Se a educação para a Paz nos levou para a Guerra, será que a educação para a Guerra nos pode levar para a Paz? – menos Quinto Império, por mais realidade.
Por Francisco Parrança da Silva *
Infelizmente, desde o dia 20 de fevereiro do presente ano, a Guerra voltou a assolar o continente Europeu. Infelizmente, também, há mais de 100 anos que, pelo menos, 10 nações independentes das mais de 50 que compõem o continente Africano são assoladas pela Guerra. Mas, se assim o é e sabemos, porque será que algumas guerras são mais importantes do que outras?
No ano de 1945, em Londres, na Ata de Constituição da UNESCO, escrevia-se assim: “Que uma vez que as guerras se iniciam nas mentes dos homens, é nas mentes dos homens que devem ser construídas as defesas da paz.”. Talvez se pudesse ter colocado uma vírgula no lugar do ponto final e acrescentado: pois é, também, nas mentes dos homens que o valor da vida é calculado. O problema, é que nos é difícil, enquanto sociedade, admitirmos que não atribuímos o mesmo valor a toda e qualquer vida (humana). Mas, sobre isso, como diria a minha avó: longe da vista, longe do coração – e para a vista, a TV também conta. Por isso, porque nos havemos de importar com o que não nos afeta a visão?
Bem, é fácil compreendermos que as Guerras são causadas pela ação humana: “Uma metrelhadora ligeira não lhe passa pela cabeça sentir-se ofendida por não poder competir com um canhão de tiro rápido.” – ao contrário dos respetivos portadores. Já escrevia José Saramago, na primeira obra publicada após a sua morte, intitulada Alabardas. E estamos todos de acordo, também, sobre o facto de que a Educação, em particular, a dita formal, é fundamental para o desenvolvimento das mentes dos nossos cidadãos.
Pois então, ao nível educativo, o que tem sido feito para a educação de cidadãos com ‘boa vista’? Uma das soluções apresentadas nas últimas décadas tem sido aquela que no campo da investigação em Educação rotulamos de Educação para a Paz. Na realidade, aquilo que hoje chamamos de Educação para a Paz, um fenómeno complexo, não é mais do que uma apodicidade, diria. Uma necessidade lógica e evidente. Com efeito, é impossível pensarmos a passagem da caça-recoleção para o sedentarismo, sem algum tipo de desenvolvimento de sentido de comunidade, de valores como o respeito mútuo ou a empatia, ou de ensino e transmissão de modos de participação individual para o bem-estar coletivo. Ou, por exemplo, já todos ouvimos falar dos deuses das Guerra (Ares e Marte) e das Deusas da Paz (Irene e Pax) gregas e romanas. Ou seja, tanto a Paz, como a Guerra, sempre fizeram parte do imaginário humano e, por isso, da nossa Educação (para a Paz).

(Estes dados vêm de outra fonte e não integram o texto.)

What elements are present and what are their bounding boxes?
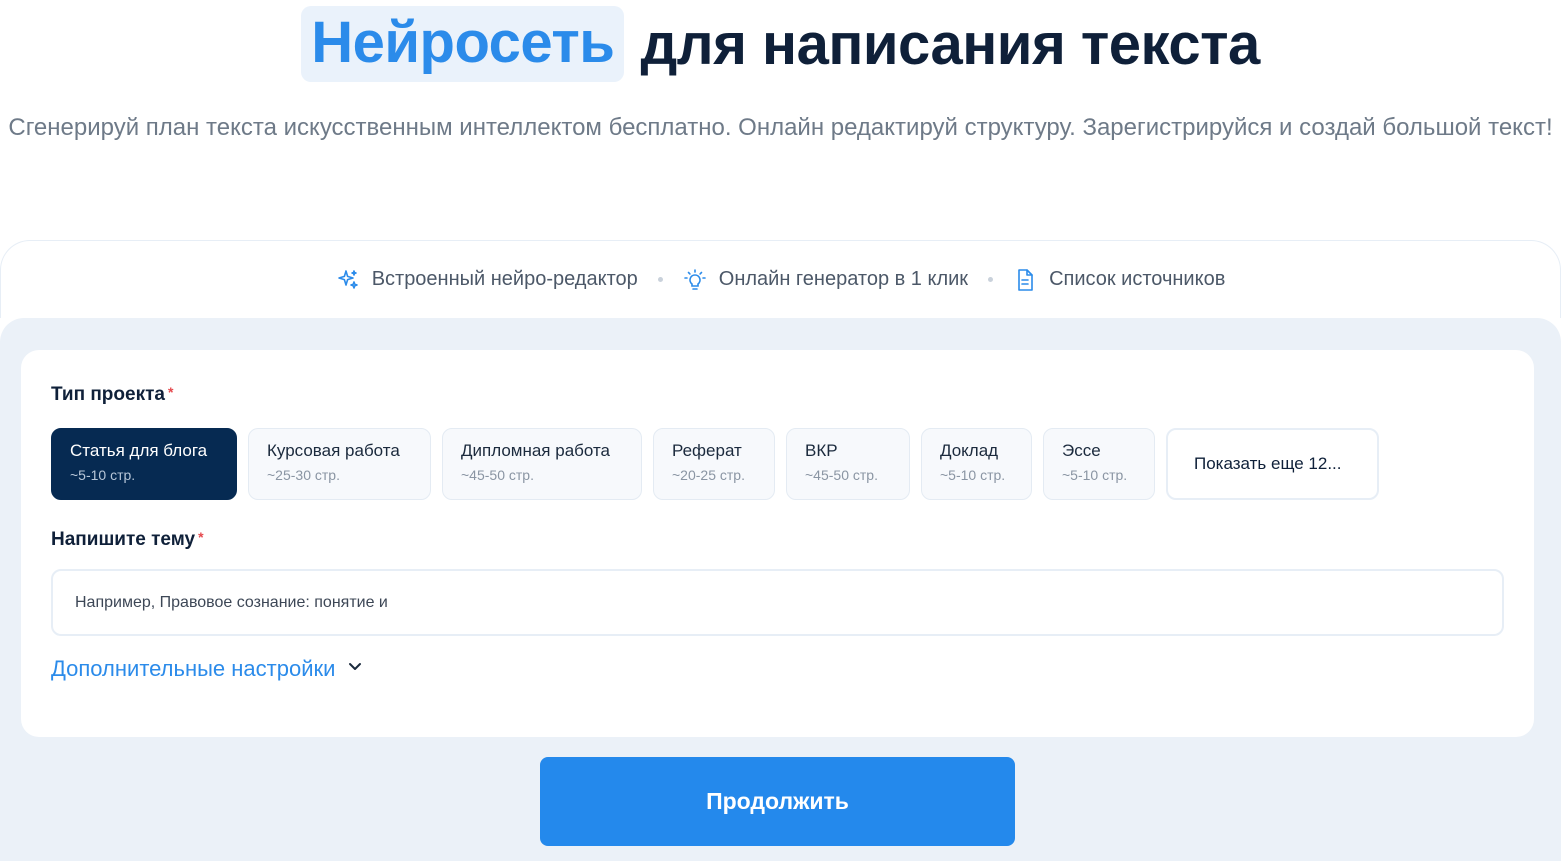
show-more-label: Показать еще 12... [1194, 454, 1342, 473]
chevron-down-icon [345, 656, 365, 682]
required-mark: * [167, 384, 174, 400]
title-highlight: Нейросеть [301, 6, 625, 82]
feature-one-click: Онлайн генератор в 1 клик [683, 268, 968, 292]
continue-button[interactable]: Продолжить [540, 757, 1015, 846]
project-type-label-text: Тип проекта [51, 384, 165, 405]
advanced-settings-toggle[interactable]: Дополнительные настройки [51, 656, 365, 682]
chip-title: Доклад [940, 441, 999, 460]
chip-title: Курсовая работа [267, 441, 400, 460]
separator-dot [657, 277, 663, 282]
advanced-settings-label: Дополнительные настройки [51, 656, 336, 681]
feature-label: Список источников [1049, 268, 1226, 290]
project-type-label: Тип проекта * [51, 384, 173, 406]
project-type-coursework[interactable]: Курсовая работа ~25-30 стр. [248, 428, 431, 500]
topic-label-text: Напишите тему [51, 529, 196, 550]
chip-title: Эссе [1062, 441, 1101, 460]
chip-title: Реферат [672, 441, 742, 460]
project-type-blog-article[interactable]: Статья для блога ~5-10 стр. [51, 428, 237, 500]
project-type-options: Статья для блога ~5-10 стр. Курсовая раб… [51, 428, 1379, 500]
lightbulb-icon [683, 268, 707, 292]
chip-pages: ~5-10 стр. [70, 467, 136, 483]
separator-dot [988, 277, 994, 282]
topic-input[interactable] [51, 569, 1504, 636]
feature-sources: Список источников [1013, 268, 1225, 292]
chip-pages: ~45-50 стр. [461, 467, 534, 483]
required-mark: * [198, 529, 204, 545]
project-type-abstract[interactable]: Реферат ~20-25 стр. [653, 428, 775, 500]
project-type-essay[interactable]: Эссе ~5-10 стр. [1043, 428, 1155, 500]
features-bar: Встроенный нейро-редактор Онлайн генерат… [0, 240, 1561, 318]
project-type-report[interactable]: Доклад ~5-10 стр. [921, 428, 1032, 500]
chip-pages: ~5-10 стр. [940, 467, 1006, 483]
project-type-vkr[interactable]: ВКР ~45-50 стр. [786, 428, 910, 500]
page-title: Нейросеть для написания текста [0, 0, 1561, 88]
chip-title: Статья для блога [70, 441, 208, 460]
sparkles-icon [336, 268, 360, 292]
chip-pages: ~45-50 стр. [805, 467, 878, 483]
chip-title: Дипломная работа [461, 441, 611, 460]
feature-label: Встроенный нейро-редактор [371, 268, 638, 290]
feature-label: Онлайн генератор в 1 клик [718, 268, 969, 290]
project-type-diploma[interactable]: Дипломная работа ~45-50 стр. [442, 428, 642, 500]
document-icon [1013, 268, 1037, 292]
chip-title: ВКР [805, 441, 838, 460]
topic-label: Напишите тему * [51, 529, 204, 551]
title-rest: для написания текста [640, 11, 1260, 77]
page-subtitle: Сгенерируй план текста искусственным инт… [8, 114, 1553, 141]
chip-pages: ~25-30 стр. [267, 467, 340, 483]
show-more-types-button[interactable]: Показать еще 12... [1166, 428, 1379, 500]
chip-pages: ~5-10 стр. [1062, 467, 1128, 483]
chip-pages: ~20-25 стр. [672, 467, 745, 483]
feature-neuro-editor: Встроенный нейро-редактор [336, 268, 638, 292]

Em termos mais concretos, a Educação para a Paz é entendida como uma proposta de orientação educativa que visa a educação de cidadãos competentes na resolução de conflitos (interpessoais, locais, regionais e internacionais), na prevenção da violência, e para o diálogo e a cooperação. Contudo, infelizmente, ao mesmo tempo, essa forma de educar é concretizada a partir de programas e currículos escolares, de manuais e recursos educativos, que apresentam a Guerra como a visão através da qual se explicam fenómenos como o da construção de uma identidade e cultura nacional, ou para a vanglorização e prodigização de feitos e/ou importantes defuntos.

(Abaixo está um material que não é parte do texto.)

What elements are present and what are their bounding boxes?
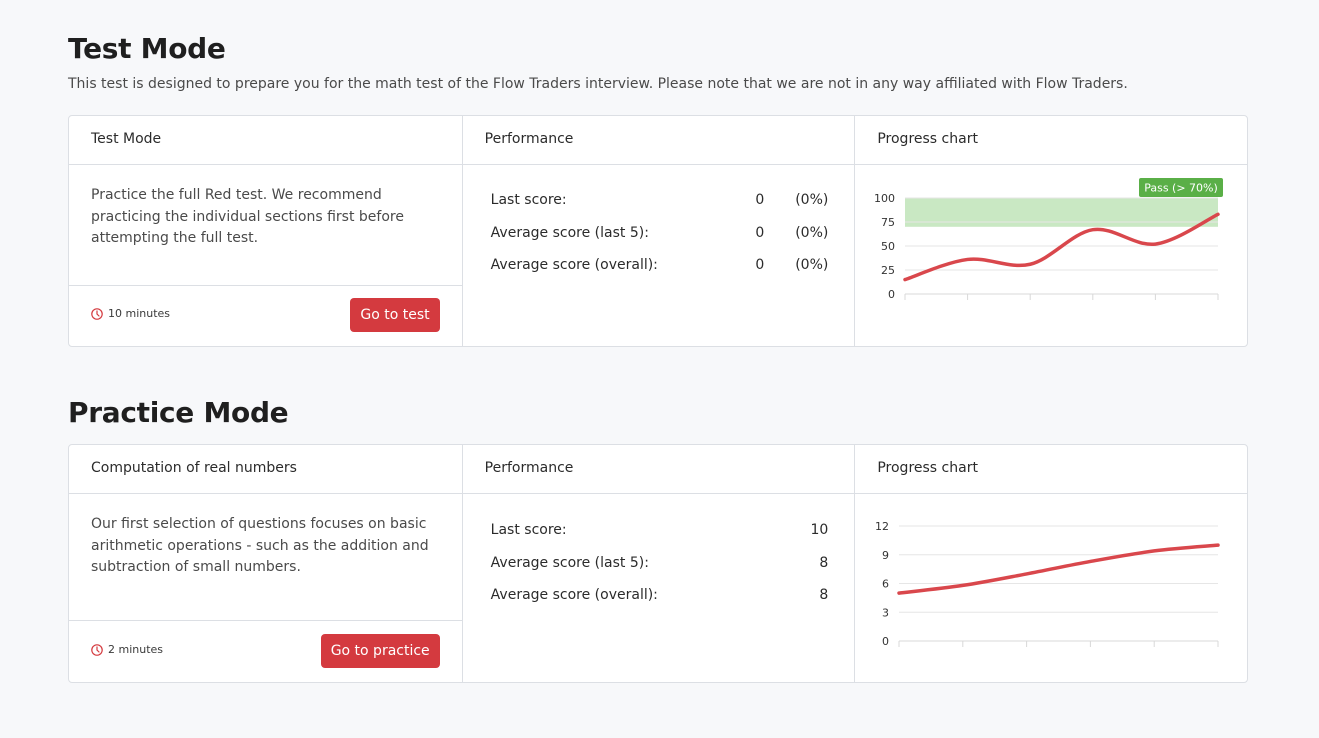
perf-label: Average score (last 5): (490, 224, 649, 241)
y-tick-label: 9 (882, 549, 889, 562)
practice-chart-column: Progress chart 0 3 6 9 12 (854, 445, 1248, 682)
perf-label: Last score: (490, 192, 567, 208)
y-tick-label: 0 (882, 635, 889, 648)
perf-label: Average score (overall): (490, 587, 658, 603)
perf-percent: (0%) (795, 224, 829, 241)
y-tick-label: 0 (888, 288, 895, 301)
perf-value: 0 (755, 257, 765, 273)
perf-row-average-overall: Average score (overall): 8 (463, 587, 855, 620)
perf-value: 0 (755, 224, 765, 241)
practice-performance-table: Last score: 10 Average score (last 5): 8… (463, 522, 855, 620)
perf-row-average-last5: Average score (last 5): 0 (0%) (463, 225, 855, 258)
perf-row-average-last5: Average score (last 5): 8 (463, 555, 855, 588)
test-duration-label: 10 minutes (108, 307, 171, 320)
practice-performance-column: Performance Last score: 10 Average score… (461, 445, 855, 682)
pass-badge-label: Pass (> 70%) (1145, 182, 1219, 195)
perf-label: Average score (last 5): (490, 554, 649, 571)
perf-value: 8 (819, 554, 829, 571)
practice-description: Our first selection of questions focuses… (91, 516, 429, 575)
perf-row-last-score: Last score: 10 (463, 522, 855, 555)
test-info-title: Test Mode (69, 116, 462, 165)
y-tick-label: 6 (882, 578, 889, 591)
test-duration: 10 minutes (91, 307, 170, 320)
practice-info-title: Computation of real numbers (69, 445, 462, 494)
practice-mode-heading: Practice Mode (68, 396, 289, 429)
series-line (897, 543, 1221, 595)
test-description: Practice the full Red test. We recommend… (91, 187, 404, 246)
perf-value: 0 (755, 192, 765, 208)
perf-label: Average score (overall): (490, 257, 658, 273)
go-to-practice-button[interactable]: Go to practice (320, 634, 440, 668)
test-mode-heading: Test Mode (68, 32, 226, 65)
test-chart-title: Progress chart (855, 116, 1248, 165)
y-tick-label: 3 (882, 606, 889, 619)
y-tick-label: 25 (881, 264, 895, 277)
test-chart-column: Progress chart 0 25 50 75 100 Pass (> 70%) (854, 116, 1248, 346)
perf-percent: (0%) (795, 192, 829, 208)
test-progress-chart: 0 25 50 75 100 Pass (> 70%) (874, 178, 1224, 301)
y-tick-label: 50 (881, 240, 895, 253)
perf-value: 8 (819, 587, 829, 603)
practice-chart-title: Progress chart (855, 445, 1248, 494)
y-tick-label: 75 (881, 216, 895, 229)
go-to-test-button[interactable]: Go to test (350, 298, 440, 332)
practice-duration: 2 minutes (91, 643, 163, 656)
practice-performance-title: Performance (462, 445, 855, 494)
perf-percent: (0%) (795, 257, 829, 273)
perf-row-last-score: Last score: 0 (0%) (463, 192, 855, 225)
practice-mode-card: Computation of real numbers Our first se… (68, 444, 1248, 683)
practice-info-column: Computation of real numbers Our first se… (69, 445, 462, 682)
perf-label: Last score: (490, 522, 567, 538)
test-performance-title: Performance (462, 116, 855, 165)
clock-icon (91, 307, 103, 320)
test-mode-subtitle: This test is designed to prepare you for… (68, 76, 1128, 92)
clock-icon (91, 643, 103, 656)
practice-duration-label: 2 minutes (108, 643, 164, 656)
practice-card-footer: 2 minutes Go to practice (69, 620, 462, 682)
test-mode-card: Test Mode Practice the full Red test. We… (68, 115, 1248, 347)
test-info-column: Test Mode Practice the full Red test. We… (69, 116, 462, 346)
y-tick-label: 100 (874, 192, 895, 205)
test-performance-column: Performance Last score: 0 (0%) Average s… (461, 116, 855, 346)
test-card-footer: 10 minutes Go to test (69, 285, 462, 346)
perf-value: 10 (810, 522, 829, 538)
y-tick-label: 12 (875, 520, 889, 533)
perf-row-average-overall: Average score (overall): 0 (0%) (463, 257, 855, 290)
practice-progress-chart: 0 3 6 9 12 (875, 520, 1221, 648)
test-performance-table: Last score: 0 (0%) Average score (last 5… (463, 192, 855, 290)
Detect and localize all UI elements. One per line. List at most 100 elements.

Claramente, face os acontecimentos recentes, para não falar dos eternos e invisíveis, esta estratégia não tem resultado. Porventura, estará na altura de tentarmos algo diferente. De nos preocuparmos em educar cidadãos que conhecem a Guerra pelo que ela é, pois só assim saberão valorizar a Paz.

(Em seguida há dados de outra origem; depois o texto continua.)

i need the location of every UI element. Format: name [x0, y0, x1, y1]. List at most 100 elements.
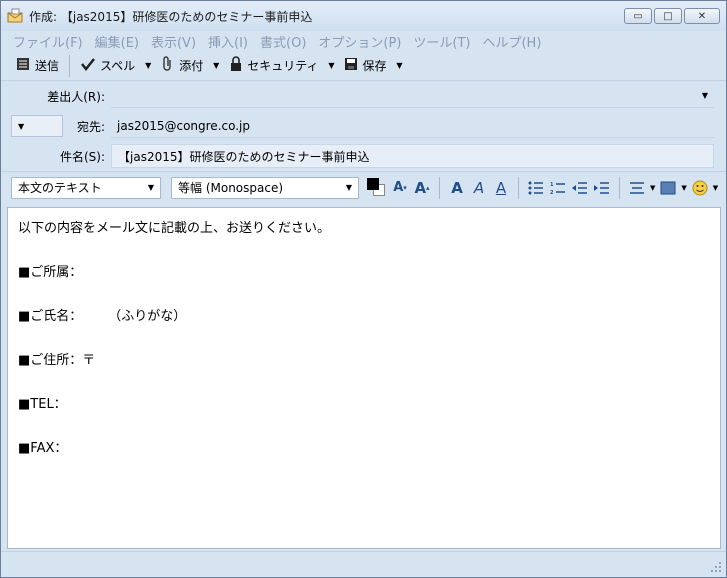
attach-dropdown[interactable]: ▼ — [209, 54, 223, 78]
text-color-swatch — [367, 177, 379, 190]
attach-label: 添付 — [179, 59, 204, 73]
menu-options[interactable]: オプション(P) — [312, 32, 407, 51]
close-button[interactable]: ✕ — [684, 8, 720, 24]
maximize-button[interactable]: □ — [654, 8, 682, 24]
maximize-icon: □ — [663, 10, 673, 22]
text-color-picker[interactable] — [367, 177, 387, 198]
send-label: 送信 — [35, 59, 60, 73]
lock-icon — [229, 56, 243, 75]
body-line: ■TEL： — [18, 397, 67, 412]
status-bar — [1, 551, 726, 577]
main-toolbar: 送信 スペル ▼ 添付 ▼ セキュリティ ▼ 保存 ▼ — [1, 51, 726, 81]
save-label: 保存 — [362, 59, 387, 73]
close-icon: ✕ — [697, 10, 707, 22]
body-line: 以下の内容をメール文に記載の上、お送りください。 — [18, 221, 331, 236]
svg-text:2: 2 — [550, 190, 554, 195]
compose-window: 作成: 【jas2015】研修医のためのセミナー事前申込 ▭ □ ✕ ファイル(… — [0, 0, 727, 578]
smiley-icon[interactable] — [691, 178, 709, 198]
from-row: 差出人(R): ▼ — [1, 81, 726, 111]
menu-insert[interactable]: 挿入(I) — [202, 32, 254, 51]
body-line: ■ご住所：〒 — [18, 353, 96, 368]
menu-help[interactable]: ヘルプ(H) — [476, 32, 547, 51]
compose-app-icon — [7, 8, 23, 24]
message-body-editor[interactable]: 以下の内容をメール文に記載の上、お送りください。 ■ご所属： ■ご氏名： （ふり… — [7, 207, 721, 549]
paperclip-icon — [161, 56, 175, 75]
floppy-disk-icon — [344, 57, 358, 74]
security-dropdown[interactable]: ▼ — [324, 54, 338, 78]
bullet-list-icon[interactable] — [527, 178, 545, 198]
chevron-down-icon[interactable]: ▼ — [681, 184, 686, 192]
menu-file[interactable]: ファイル(F) — [7, 32, 89, 51]
font-larger-icon[interactable]: A ▴ — [413, 178, 431, 198]
window-title: 作成: 【jas2015】研修医のためのセミナー事前申込 — [29, 9, 313, 24]
subject-label: 件名(S): — [59, 149, 105, 164]
format-toolbar: 本文のテキスト ▼ 等幅 (Monospace) ▼ A ▾ A ▴ A A A 1… — [1, 171, 726, 203]
to-value: jas2015@congre.co.jp — [117, 118, 251, 133]
chevron-down-icon[interactable]: ▼ — [650, 184, 655, 192]
font-select[interactable]: 等幅 (Monospace) ▼ — [171, 176, 359, 199]
menu-edit[interactable]: 編集(E) — [89, 32, 145, 51]
indent-icon[interactable] — [593, 178, 611, 198]
font-smaller-icon[interactable]: A ▾ — [391, 178, 409, 198]
spell-dropdown[interactable]: ▼ — [141, 54, 155, 78]
spell-button[interactable]: スペル — [74, 54, 141, 78]
menu-view[interactable]: 表示(V) — [145, 32, 202, 51]
save-dropdown[interactable]: ▼ — [393, 54, 407, 78]
send-button[interactable]: 送信 — [9, 54, 65, 78]
attach-button[interactable]: 添付 — [155, 54, 209, 78]
chevron-down-icon: ▼ — [345, 183, 352, 192]
body-line: ■ご氏名： （ふりがな） — [18, 309, 187, 324]
subject-row: 件名(S): 【jas2015】研修医のためのセミナー事前申込 — [1, 141, 726, 171]
minimize-button[interactable]: ▭ — [624, 8, 652, 24]
chevron-down-icon: ▼ — [396, 61, 403, 70]
toolbar-separator — [69, 54, 71, 77]
underline-icon[interactable]: A — [492, 178, 510, 198]
chevron-down-icon: ▼ — [18, 121, 25, 131]
body-line — [18, 328, 710, 350]
bold-icon[interactable]: A — [448, 178, 466, 198]
menu-bar: ファイル(F) 編集(E) 表示(V) 挿入(I) 書式(O) オプション(P)… — [1, 31, 726, 51]
body-line — [18, 284, 710, 306]
chevron-down-icon: ▼ — [213, 61, 220, 70]
body-line: ■FAX： — [18, 441, 68, 456]
format-separator — [439, 176, 440, 199]
from-label: 差出人(R): — [47, 89, 105, 104]
format-separator — [619, 176, 620, 199]
spell-label: スペル — [100, 59, 136, 73]
italic-icon[interactable]: A — [470, 178, 488, 198]
from-field[interactable]: ▼ — [111, 84, 714, 108]
body-line — [18, 372, 710, 394]
security-button[interactable]: セキュリティ — [223, 54, 324, 78]
paragraph-style-value: 本文のテキスト — [18, 181, 102, 195]
chevron-down-icon: ▼ — [328, 61, 335, 70]
outdent-icon[interactable] — [571, 178, 589, 198]
chevron-down-icon: ▼ — [145, 61, 152, 70]
resize-grip-icon[interactable] — [710, 561, 722, 573]
address-type-dropdown[interactable]: ▼ — [11, 115, 63, 137]
chevron-down-icon: ▼ — [701, 91, 708, 100]
font-value: 等幅 (Monospace) — [178, 181, 284, 195]
minimize-icon: ▭ — [633, 10, 643, 22]
to-field[interactable]: jas2015@congre.co.jp — [111, 114, 714, 138]
body-line — [18, 240, 710, 262]
body-line: ■ご所属： — [18, 265, 83, 280]
subject-field[interactable]: 【jas2015】研修医のためのセミナー事前申込 — [111, 144, 714, 168]
body-line — [18, 416, 710, 438]
save-button[interactable]: 保存 — [338, 54, 392, 78]
chevron-down-icon: ▼ — [147, 183, 154, 192]
menu-format[interactable]: 書式(O) — [254, 32, 312, 51]
svg-text:1: 1 — [550, 182, 554, 188]
send-icon — [15, 56, 31, 75]
insert-image-icon[interactable] — [659, 178, 677, 198]
checkmark-icon — [80, 56, 96, 75]
format-separator — [518, 176, 519, 199]
paragraph-style-select[interactable]: 本文のテキスト ▼ — [11, 176, 161, 199]
chevron-down-icon[interactable]: ▼ — [713, 184, 718, 192]
title-bar: 作成: 【jas2015】研修医のためのセミナー事前申込 ▭ □ ✕ — [1, 1, 726, 31]
security-label: セキュリティ — [247, 59, 319, 73]
align-icon[interactable] — [628, 178, 646, 198]
to-row: ▼ 宛先: jas2015@congre.co.jp — [1, 111, 726, 141]
numbered-list-icon[interactable]: 12 — [549, 178, 567, 198]
subject-value: 【jas2015】研修医のためのセミナー事前申込 — [118, 149, 370, 164]
menu-tools[interactable]: ツール(T) — [407, 32, 476, 51]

E que tal reservarmos uma das mil lições sobre os feitos e prodígios dos nossos Afonsos, Sebastiões e Camões, para falarmos (explicitamente) do sofrimento e horror causado pelos nossos Afonsos, Sebastiões e Camões? Já era um começo.
* Membro do Centro de Investigação em Didática e Tecnologia na Formação de Formadores (CIDTFF) da Universidade de Aveiro. Artigo publicado originalmente no site UA.pt.